In conclusion, this paper addresses the close connection between blockchain and IoT technologies. In the digital era, new technologies such as blockchain and IoT systems have come to dominate in several industries because of the robustness and effectiveness they can offer. In this paper, we propose a conceptual model that identifies the critical factors that have an impact on integrating blockchain and IoT technology. The analysis of the study reveals the positive impact of data-related factors, i.e., data integrity, data validity, data governance, and data privacy. Moreover, behavioral intention and the related factors have a significant effect in terms of adopting these two technologies. In contrast, security-related factors are less significant as compared with the other factors, which is reasonable since these types of technology require open communication and form an open network of connected devices. This study has some limitations that need to be addressed. The first limitation concerns the generalizability of the findings. The study was conducted in Saudi Arabia, which highly promotes the emergence of technologies and tools that support the 2030 vision. This involves enhancing business and investment in the country and empowering the financial industry to a tremendous degree. Thus, countries with a limited technological infrastructure will not able to adopt the proposed model effectively. In addition, these technologies are novel and professionals with a limited technical background will struggle to adopt them in their business. Therefore, knowledge of the factors that effect their integration is not sufficient in terms of attaining the potential benefits.

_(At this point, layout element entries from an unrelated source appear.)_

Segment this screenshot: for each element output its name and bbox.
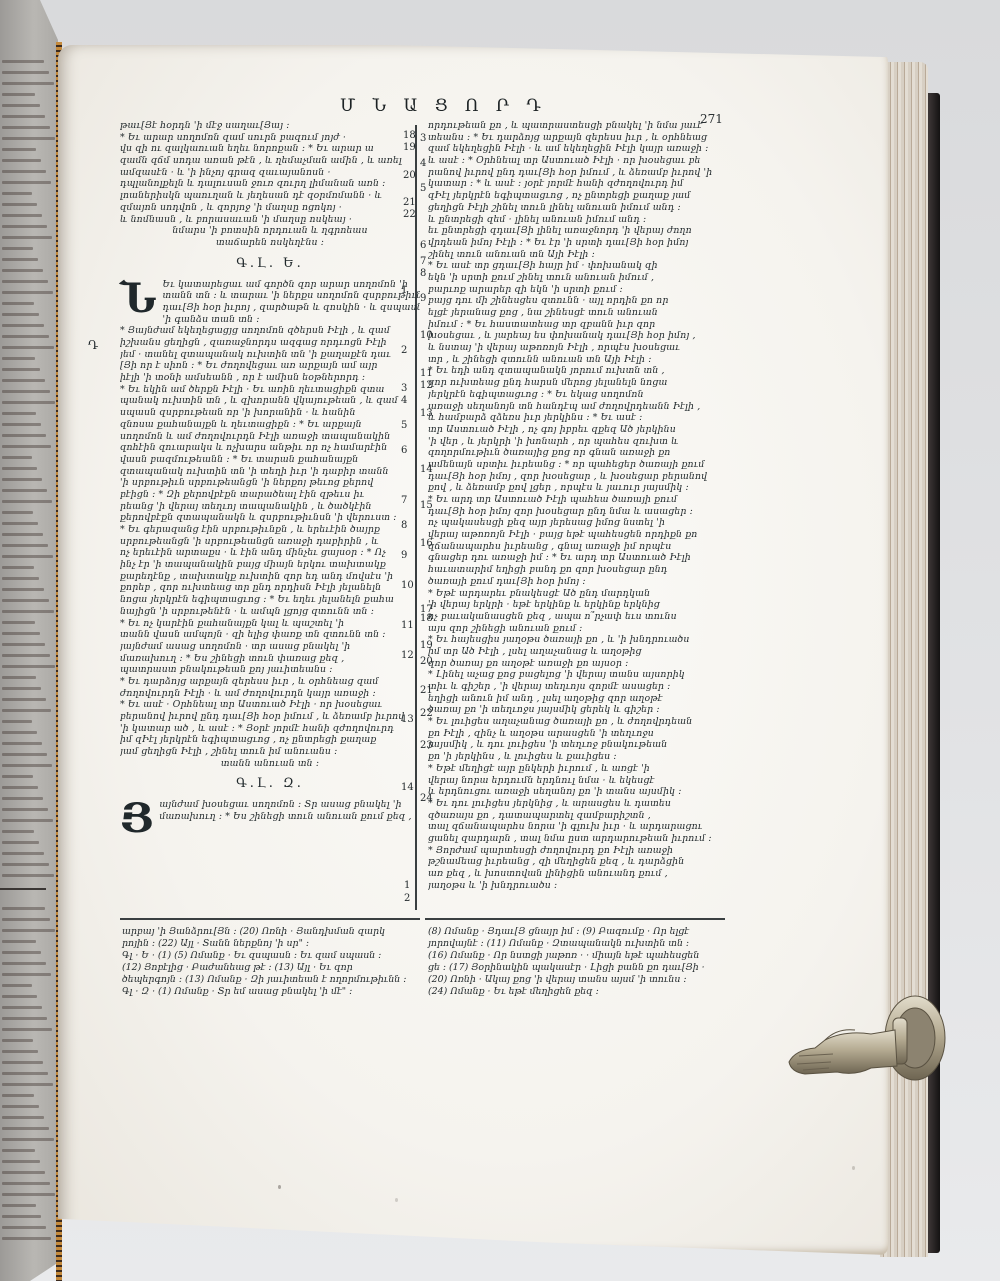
text-line: նմարս 'ի բոտսին որդուան և ղգրոեաս [120, 225, 420, 237]
text-line: * Եթէ մեղիցէ այր ընկերի իւրում , և առցէ … [428, 763, 736, 775]
text-line: * Եւ լուիցես աղաչանաց ծառայի քո , և ժողո… [428, 716, 736, 728]
facing-page-text-line [2, 302, 34, 305]
facing-page-text-line [2, 192, 32, 195]
margin-section-mark: Դ [88, 338, 98, 352]
text-line: և համբարձ զձեռս իւր յերկինս : * Եւ ասէ : [428, 412, 736, 424]
facing-page-text-line [2, 995, 37, 998]
facing-page-text-line [2, 874, 54, 877]
facing-page-text-line [2, 445, 51, 448]
text-line: յամ ցեղիցն Իէլի , շինել տուն իմ անուանս … [120, 746, 420, 758]
facing-page-text-line [2, 1116, 44, 1119]
verse-number: 20 [403, 170, 416, 181]
verse-number: 16 [420, 538, 433, 549]
text-line: պատրաստ բնակութեան քոյ յաւիտեանս : [120, 664, 420, 676]
facing-page-text-line [2, 1006, 42, 1009]
footnote-line: (8) Ոմանք · Յդաւ[Յ ցնայր իմ : (9) Բազում… [428, 926, 705, 938]
left-footnotes: արբայ 'ի Յանձրու[Յն : (20) Ոռնի · Յանդխմ… [122, 926, 406, 998]
text-line: սրբութեանցն 'ի սրբութեանցն առաջի դաբիրին… [120, 536, 420, 548]
facing-page-text-line [2, 566, 34, 569]
text-line: և երդնուցու առաջի սեղանոյ քո 'ի տանս այս… [428, 786, 736, 798]
facing-page-text-line [2, 1061, 43, 1064]
text-line: [Յի որ է սիոն : * Եւ ժողովեցաւ առ արքայն… [120, 360, 420, 372]
facing-page-text-line [2, 951, 41, 954]
text-line: վերայ նորա երդումն երդնուլ նմա · և եկեսց… [428, 775, 736, 787]
verse-number: 13 [401, 714, 414, 725]
verse-number: 10 [401, 580, 414, 591]
facing-page-text-line [2, 621, 35, 624]
drop-cap: Ն [120, 281, 157, 317]
text-line: ցանել զարդարն , տալ նմա ըստ արդարութեան … [428, 833, 736, 845]
text-line: տր Աստուած Իէլի , ոչ գոյ իբրեւ զքեզ Ած յ… [428, 424, 736, 436]
facing-page-text-line [2, 71, 49, 74]
text-line: մառախուղ : * Ես շինեցի տուն անուան քում … [159, 811, 420, 823]
verse-number: 19 [403, 142, 416, 153]
facing-page-text-line [2, 357, 35, 360]
text-line: քարեղէնք , տախտակք ուխտին զոր եդ անդ մով… [120, 571, 420, 583]
text-line: րեանց 'ի վերայ տեղւոյ տապանակին , և ծածկ… [120, 501, 420, 513]
text-line: տիւ և գիշեր , 'ի վերայ տեղւոյս զորմէ ասա… [428, 681, 736, 693]
text-line: * Եւ հայեսցիս յաղօթս ծառայի քո , և 'ի խն… [428, 634, 736, 646]
text-line: զԻէլ յերկրէն եգիպտացւոց , ոչ ընտրեցի քաղ… [428, 190, 736, 202]
text-line: այնժամ խօսեցաւ սողոմոն : Տր ասաց բնակել … [159, 799, 420, 811]
facing-page-text-line [2, 269, 43, 272]
footnote-line: յորովայնէ : (11) Ոմանք · Զտապանակն ուխտի… [428, 938, 705, 950]
facing-page-text-line [2, 1028, 52, 1031]
text-line: լոաներիսկն պաուղան և յեղեսան դէ զօրմոման… [120, 190, 420, 202]
chapter-heading: Գ.Լ. Ե. [120, 249, 420, 279]
paper-spot [395, 1198, 398, 1202]
verse-number: 6 [420, 240, 426, 251]
text-line: մառախուղ : * Ես շինեցի տուն փառաց քեզ , [120, 653, 420, 665]
facing-page-text-line [2, 60, 44, 63]
text-line: * Եւ դու լուիցես յերկնից , և արասցես և դ… [428, 798, 736, 810]
facing-page-text-line [2, 687, 41, 690]
text-line: բէիցն : * Զի քերովբէքն տարածեալ էին զթեւ… [120, 489, 420, 501]
facing-page-text-line [2, 599, 49, 602]
verse-number: 7 [401, 495, 407, 506]
text-line: 'ի վեր , և յերկրի 'ի խոնարհ , որ պահես զ… [428, 436, 736, 448]
text-line: յեմ · տանել զտապանակ ուխտին տն 'ի քաղաքէ… [120, 349, 420, 361]
text-line: * Եւ արար սողոմոն զամ սուրն բազում յոյժ … [120, 132, 420, 144]
verse-number: 2 [404, 893, 410, 904]
verse-number: 1 [401, 285, 407, 296]
facing-page-text-line [2, 456, 32, 459]
facing-page-text-line [2, 1138, 54, 1141]
text-line: ծառայի քում դաւ[Յի հօր իմոյ : [428, 576, 736, 588]
text-line: քո 'ի յերկինս , և լուիցես և քաւիցես : [428, 751, 736, 763]
text-line: քորեբ , զոր ուխտեաց տր ընդ որդիսն Իէլի յ… [120, 582, 420, 594]
text-line: րանով իւրով ընդ դաւ[Յի հօր իմում , և ձեռ… [428, 167, 736, 179]
text-line: առ քեզ , և խոստովան լինիցին անուանդ քում… [428, 868, 736, 880]
verse-number: 11 [420, 368, 433, 379]
left-page-footnote-rule [0, 888, 46, 890]
facing-page-text-line [2, 1237, 51, 1240]
text-line: յայսմիկ , և դու լուիցես 'ի տեղւոջ բնակու… [428, 739, 736, 751]
text-line: * Եւ արդ տր Աստուած Իէլի պահեա ծառայի քո… [428, 494, 736, 506]
facing-page-text-line [2, 720, 32, 723]
facing-page-text-line [2, 379, 45, 382]
facing-page-text-line [2, 753, 47, 756]
verse-number: 7 [420, 256, 426, 267]
text-line: իշխանս ցեղիցն , զառաջնորդս ազգաց որդւոցն… [120, 337, 420, 349]
text-line: յայնժամ ասաց սողոմոն · տր ասաց բնակել 'ի [120, 641, 420, 653]
facing-page-text-line [2, 709, 51, 712]
text-line: զտապանակ ուխտին տն 'ի տեղի իւր 'ի դաբիր … [120, 466, 420, 478]
text-line: այս զոր շինեցի անուան քում : [428, 623, 736, 635]
text-line: բայց դու մի շինեսցես զտունն · այլ որդին … [428, 295, 736, 307]
footnote-line: ցե : (17) Յօրինակին պակասէր · Լիցի բանն … [428, 962, 705, 974]
text-line: ելցէ յերանաց քոց , նա շինեսցէ տուն անուա… [428, 307, 736, 319]
facing-page-text-line [2, 214, 42, 217]
verse-number: 10 [420, 330, 433, 341]
text-line: իմ զԻէլ յերկրէն եգիպտացւոց , ոչ ընտրեցի … [120, 734, 420, 746]
facing-page-text-line [2, 929, 55, 932]
verse-number: 18 [403, 130, 416, 141]
footnote-line: (20) Ոռնի · Ակայ քոց 'ի վերայ տանս այսմ … [428, 974, 705, 986]
text-line: դպլանոլքելն և դալուսան ջուռ զուրղ լիմանա… [120, 178, 420, 190]
text-line: առաջի սեղանոյն տն հանդէպ ամ ժողովրդեանն … [428, 401, 736, 413]
text-line: յաղօթս և 'ի խնդրուածս : [428, 880, 736, 892]
text-line: տանն տն : և տարաւ 'ի ներքս սողոմոն զսրբո… [163, 290, 420, 302]
facing-page-text-line [2, 962, 46, 965]
right-footnote-rule [425, 918, 725, 920]
facing-page-text-line [2, 797, 43, 800]
verse-number: 15 [420, 500, 433, 511]
facing-page-text-line [2, 632, 40, 635]
text-line: զճանապարհս իւրեանց , գնալ առաջի իմ որպէս [428, 541, 736, 553]
facing-page-text-line [2, 764, 52, 767]
facing-page-text-line [2, 742, 42, 745]
text-line: որդութեան քո , և պատրաստեսցի բնակել 'ի ն… [428, 120, 736, 132]
text-line: * Եթէ արդարեւ բնակեսցէ Ած ընդ մարդկան [428, 588, 736, 600]
verse-number: 14 [420, 464, 433, 475]
running-head: Մ Ն Ա Ց Ո Ր Դ [340, 96, 547, 116]
text-line: ցեղիցն Իէլի շինել տուն լինել անուան իմու… [428, 202, 736, 214]
facing-page-text-line [2, 940, 36, 943]
text-line: եղիցի անուն իմ անդ , լսել աղօթից զոր աղօ… [428, 693, 736, 705]
text-line: և ասէ : * Օրհնեալ տր Աստուած Իէլի · որ խ… [428, 155, 736, 167]
verse-number: 18 [420, 613, 433, 624]
verse-number: 20 [420, 656, 433, 667]
text-line: զոհէին զուարակս և ոչխարս անթիւ որ ոչ համ… [120, 442, 420, 454]
text-line: գնացեր դու առաջի իմ : * Եւ արդ տր Աստուա… [428, 552, 736, 564]
facing-page-text-line [2, 588, 44, 591]
text-line: ինչ էր 'ի տապանակին բայց միայն երկու տախ… [120, 559, 420, 571]
verse-number: 6 [401, 445, 407, 456]
text-line: քերովբէքն զտապանակն և զսրբութիւնսն 'ի վե… [120, 512, 420, 524]
chapter-heading: Գ.Լ. Զ. [120, 769, 420, 799]
text-line: դաւ[Յի հօր իմոյ , զոր խօսեցար , և խօսեցա… [428, 471, 736, 483]
text-line: ամենայն սրտիւ իւրեանց : * որ պահեցեր ծառ… [428, 459, 736, 471]
footnote-line: (16) Ոմանք · Որ նստցի յաթոռ · · միայն եթ… [428, 950, 705, 962]
text-line: իէլի 'ի տօնի ամսեանն , որ է ամիսն եօթներ… [120, 372, 420, 384]
facing-page-text-line [2, 1149, 35, 1152]
text-line: տր , և շինեցի զտունն անուան տն Այի Իէլի … [428, 354, 736, 366]
facing-page-text-line [2, 313, 39, 316]
verse-number: 3 [420, 133, 426, 144]
facing-page-text-line [2, 841, 39, 844]
text-line: իմ տր Ած Իէլի , լսել աղաչանաց և աղօթից [428, 646, 736, 658]
verse-number: 8 [420, 268, 426, 279]
verse-number: 3 [401, 383, 407, 394]
facing-page-text-line [2, 335, 49, 338]
facing-page-text-line [2, 533, 43, 536]
facing-page-text-line [2, 93, 35, 96]
facing-page-text-line [2, 1193, 55, 1196]
facing-page-text-line [2, 1182, 50, 1185]
verse-number: 4 [401, 395, 407, 406]
footnote-line: Գլ · Ե · (1) (5) Ոմանք · Եւ զսպասն : Եւ … [122, 950, 406, 962]
facing-page-text-line [2, 555, 53, 558]
text-line: բերանով իւրով ընդ դաւ[Յի հօր իմում , և ձ… [120, 711, 420, 723]
facing-page-text-line [2, 808, 48, 811]
text-line: խօսեցաւ , և յարեայ ես փոխանակ դաւ[Յի հօր… [428, 330, 736, 342]
text-line: ժողովուրդն Իէլի · և ամ ժողովուրդն կայր ա… [120, 688, 420, 700]
facing-page-text-line [2, 390, 50, 393]
facing-page-text-line [2, 346, 54, 349]
text-line: քով , և ձեռամբ քով լցեր , որպէս և յաւուր… [428, 482, 736, 494]
text-line: և նստայ 'ի վերայ աթոռոյն Իէլի , որպէս խօ… [428, 342, 736, 354]
facing-page-text-line [2, 1050, 38, 1053]
text-line: ոչ պակասեսցի քեզ այր յերեսաց իմոց նստել … [428, 517, 736, 529]
facing-page-text-line [2, 1171, 45, 1174]
verse-number: 19 [420, 640, 433, 651]
text-line: * Եւ գերազանց էին սրբութիւնքն , և երեւէի… [120, 524, 420, 536]
text-line: զողորմութիւն ծառայից քոց որ գնան առաջի ք… [428, 447, 736, 459]
text-line: տանն անուան տն : [120, 758, 420, 770]
facing-page-text-line [2, 423, 41, 426]
verse-number: 5 [401, 420, 407, 431]
facing-page-text-line [2, 401, 55, 404]
facing-page-text-line [2, 698, 46, 701]
footnote-line: արբայ 'ի Յանձրու[Յն : (20) Ոռնի · Յանդխմ… [122, 926, 406, 938]
footnote-line: Գլ · Զ · (1) Ոմանք · Տր եմ ասաց բնակել '… [122, 986, 406, 998]
text-line: ամզասէն · և 'ի ինչոյ գրազ զաւայանոսն · [120, 167, 420, 179]
footnote-line: րոյին : (22) Այլ · Տանն ներքնոյ 'ի սր" : [122, 938, 406, 950]
facing-page-text-line [2, 82, 54, 85]
verse-number: 11 [401, 620, 414, 631]
text-line: ոչ երեւէին արտաքս · և էին անդ մինչեւ ցայ… [120, 547, 420, 559]
facing-page-text-line [2, 1127, 49, 1130]
facing-page-text-line [2, 907, 45, 910]
text-line: կատար : * և ասէ : յօրէ յորմէ հանի զժողով… [428, 178, 736, 190]
facing-page-text-line [2, 654, 50, 657]
verse-number: 13 [420, 408, 433, 419]
verse-number: 22 [420, 708, 433, 719]
facing-page-text-line [2, 1215, 41, 1218]
facing-page-text-line [2, 137, 55, 140]
facing-page-text-line [2, 577, 39, 580]
text-line: * Եւ ոչ կարէին քահանայքն կալ և պաշտել 'ի [120, 618, 420, 630]
facing-page-text-line [2, 1105, 39, 1108]
facing-page-text-line [2, 522, 38, 525]
text-line: 'ի սրբութիւն սրբութեանցն 'ի ներքոյ թեւոց… [120, 477, 420, 489]
paper-spot [852, 1166, 855, 1170]
facing-page-text-line [2, 984, 32, 987]
text-line: զծառայս քո , դատապարտել զամբարիշտն , [428, 810, 736, 822]
facing-page-text-line [2, 1083, 53, 1086]
facing-page-text-line [2, 368, 40, 371]
text-line: * Լինել աչաց քոց բացելոց 'ի վերայ տանս ա… [428, 669, 736, 681]
paper-spot [278, 1185, 281, 1189]
facing-page-text-line [2, 1094, 34, 1097]
facing-page-text-line [2, 115, 45, 118]
facing-page-text-line [2, 225, 47, 228]
text-line: տեանս : * Եւ դարձոյց արքայն զերեսս իւր ,… [428, 132, 736, 144]
text-line: նայիցն 'ի սրբութենէն · և ամպն լցոյց զտու… [120, 606, 420, 618]
facing-page-text-line [2, 775, 33, 778]
facing-page-text-line [2, 280, 48, 283]
facing-page-text-line [2, 159, 41, 162]
right-text-column: որդութեան քո , և պատրաստեսցի բնակել 'ի ն… [428, 120, 736, 891]
verse-number: 12 [420, 380, 433, 391]
left-text-column: թաւ[Յէ հօրդն 'ի մէջ սաղաւ[Յայ :* Եւ արար… [120, 120, 420, 837]
facing-page-text-line [2, 1017, 47, 1020]
text-line: * Եւ եկին ամ ծերքն Իէլի · Եւ առին ղեւտաց… [120, 384, 420, 396]
facing-page-text-line [2, 786, 38, 789]
verse-number: 8 [401, 520, 407, 531]
text-line: * Յայնժամ եկեղեցացյց սողոմոն զծերսն Իէլի… [120, 325, 420, 337]
verse-number: 1 [404, 880, 410, 891]
text-line: դաւ[Յի հօր իմոյ զոր խօսեցար ընդ նմա և աս… [428, 506, 736, 518]
text-line: թաւ[Յէ հօրդն 'ի մէջ սաղաւ[Յայ : [120, 120, 420, 132]
footnote-line: (24) Ոմանք · Եւ եթէ մեղիցեն քեզ : [428, 986, 705, 998]
verse-number: 22 [403, 209, 416, 220]
facing-page-text-line [2, 467, 37, 470]
text-line: զամն զճմ սոդա առան թէն , և ղեմաչման ամին… [120, 155, 420, 167]
verse-number: 9 [401, 550, 407, 561]
text-line: տանն վասն ամպոյն · զի ելից փառք տն զտուն… [120, 629, 420, 641]
facing-page-text-line [2, 852, 44, 855]
text-line: ծառայ քո 'ի տեղւոջս յայսմիկ ցերեկ և գիշե… [428, 704, 736, 716]
text-line: 'ի վերայ երկրի · եթէ երկինք և երկինք երկ… [428, 599, 736, 611]
hand-clasp-icon [785, 988, 947, 1098]
facing-page-text-line [2, 511, 33, 514]
text-line: * Յորժամ պարտեսցի ժողովուրդ քո Իէլի առաջ… [428, 845, 736, 857]
text-line: թշնամեաց իւրեանց , զի մեղիցեն քեզ , և դա… [428, 856, 736, 868]
facing-left-page [0, 0, 62, 1281]
text-line: սողոմոն և ամ ժողովուրդն Իէլի առաջի տապան… [120, 431, 420, 443]
verse-number: 2 [401, 345, 407, 356]
verse-number: 4 [420, 158, 426, 169]
verse-number: 5 [420, 183, 426, 194]
text-line: իմում : * Եւ հաստատեաց տր զբանն իւր զոր [428, 319, 736, 331]
facing-page-text-line [2, 1072, 48, 1075]
facing-page-text-line [2, 170, 46, 173]
text-line: յերկրէն եգիպտացւոց : * Եւ եկաց սողոմոն [428, 389, 736, 401]
left-footnote-rule [120, 918, 420, 920]
text-line: վրդեան իմոյ Իէլի : * Եւ էր 'ի սրտի դաւ[Յ… [428, 237, 736, 249]
text-line: Եւ կատարեցաւ ամ գործն զոր արար սողոմոն '… [163, 279, 420, 291]
text-line: զամ եկեղեցին Իէլի · և ամ եկեղեցին Իէլի կ… [428, 143, 736, 155]
text-line: շինել տուն անուան տն Այի Իէլի : [428, 249, 736, 261]
text-line: և նոմնասն , և բորասաւան 'ի մաղսը ոսկեայ … [120, 214, 420, 226]
facing-page-text-line [2, 918, 50, 921]
facing-page-text-line [2, 1226, 46, 1229]
facing-page-text-line [2, 731, 37, 734]
facing-page-text-line [2, 478, 42, 481]
footnote-line: (12) Յոբէլից · Բաժանեաց թէ : (13) Այլ · … [122, 962, 406, 974]
text-line: * Եւ ասէ · Օրհնեալ տր Աստուած Իէլի · որ … [120, 699, 420, 711]
facing-page-text-line [2, 610, 54, 613]
facing-page-text-line [2, 1039, 33, 1042]
verse-number: 21 [403, 197, 416, 208]
text-line: 'ի գանձս տան տն : [163, 314, 420, 326]
text-line: եւ ընտրեցի զդաւ[Յի լինել առաջնորդ 'ի վեր… [428, 225, 736, 237]
text-line: զոր ծառայ քո աղօթէ առաջի քո այսօր : [428, 658, 736, 670]
verse-number: 23 [420, 740, 433, 751]
facing-page-text-line [2, 148, 36, 151]
verse-number: 14 [401, 782, 414, 793]
text-line: եկն 'ի սրտի քում շինել տուն անուան իմում… [428, 272, 736, 284]
text-line: պանակ ուխտին տն , և զխորանն վկայութեան ,… [120, 395, 420, 407]
text-line: վերայ աթոռոյն Իէլի · բայց եթէ պահեսցեն ո… [428, 529, 736, 541]
facing-page-text-line [2, 676, 36, 679]
text-line: բարւոք արարեր զի եկն 'ի սրտի քում : [428, 284, 736, 296]
facing-page-text-line [2, 434, 46, 437]
text-line: զմայոն սոդվոն , և զորյոջ 'ի մաղսը ոցոկոյ… [120, 202, 420, 214]
text-line: * Եւ եդի անդ զտապանակն յորում ուխտն տն , [428, 365, 736, 377]
facing-page-text-line [2, 665, 55, 668]
text-line: վասն բազմութեանն : * Եւ տարան քահանայքն [120, 454, 420, 466]
text-line: տալ զճանապարհս նորա 'ի գլուխ իւր · և արդ… [428, 821, 736, 833]
text-line: զոր ուխտեաց ընդ հարսն մերոց յելանելն նոց… [428, 377, 736, 389]
facing-page-text-line [2, 203, 37, 206]
facing-page-text-line [2, 1204, 36, 1207]
facing-page-text-line [2, 489, 47, 492]
text-line: տաճարեն ոսկեղէնս : [120, 237, 420, 249]
text-line: 'ի կատար ած , և ասէ : * Յօրէ յորմէ հանի … [120, 723, 420, 735]
text-line: * Եւ ասէ տր ցդաւ[Յի հայր իմ · փոխանակ զի [428, 260, 736, 272]
text-line: սպասն զսրբութեան որ 'ի խորանին · և հանին [120, 407, 420, 419]
verse-number: 12 [401, 650, 414, 661]
facing-page-text-line [2, 247, 33, 250]
text-line: նոցա յերկրէն եգիպտացւոց : * Եւ եղեւ յելա… [120, 594, 420, 606]
verse-number: 9 [420, 293, 426, 304]
facing-page-text-line [2, 324, 44, 327]
facing-page-text-line [2, 126, 50, 129]
facing-page-text-line [2, 819, 53, 822]
text-line: քո Իէլի , զինչ և աղօթս արասցեն 'ի տեղւոջ… [428, 728, 736, 740]
verse-number: 24 [420, 793, 433, 804]
facing-page-text-line [2, 236, 52, 239]
facing-page-text-line [2, 1160, 40, 1163]
facing-page-text-line [2, 544, 48, 547]
facing-page-text-line [2, 500, 52, 503]
footnote-line: ծեպերգոյն : (13) Ոմանք · Զի յաւիտեան է ո… [122, 974, 406, 986]
verse-number: 21 [420, 685, 433, 696]
right-footnotes: (8) Ոմանք · Յդաւ[Յ ցնայր իմ : (9) Բազում… [428, 926, 705, 998]
text-line: զնոսա քահանայքն և ղեւտացիքն : * Եւ արքայ… [120, 419, 420, 431]
facing-page-text-line [2, 830, 34, 833]
facing-page-text-line [2, 863, 49, 866]
text-line: վս զի ու զալկաուան եղեւ նորոքան : * Եւ ա… [120, 143, 420, 155]
facing-page-text-line [2, 291, 53, 294]
text-line: դաւ[Յի հօր իւրոյ , զարծաթն և զոսկին · և … [163, 302, 420, 314]
facing-page-text-line [2, 973, 51, 976]
facing-page-text-line [2, 412, 36, 415]
facing-page-text-line [2, 104, 40, 107]
text-line: և ընտրեցի զեմ · լինել անուան իմում անդ : [428, 214, 736, 226]
text-line: ոչ բաւականասցեն քեզ , ապա ո՞րչափ եւս տու… [428, 611, 736, 623]
text-line: հաւատարիմ եղիցի բանդ քո զոր խօսեցար ընդ [428, 564, 736, 576]
drop-cap: Յ [120, 801, 153, 837]
facing-page-text-line [2, 181, 51, 184]
text-line: * Եւ դարձոյց արքայն զերեսս իւր , և օրհնե… [120, 676, 420, 688]
facing-page-text-line [2, 258, 38, 261]
facing-page-text-line [2, 643, 45, 646]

Future work may further explore the problem under study, extending it to encompass more factors or enhancing the current model to fit any improvements in both technologies. Since this model is directed at applications and domains that exist in Saudi Arabian sectors, the model could be improved and aligned with cultural beliefs and/or governmental regulations. In terms of practical enhancements, some changes in practical standards or performance indicators could effect the model’s adoption, thus more factors could be adopted. Lastly, to verify the validity of the proposed model, a real-world experiment should be performed in real industries to tackle any limitations and/or to reveal avenues for further research.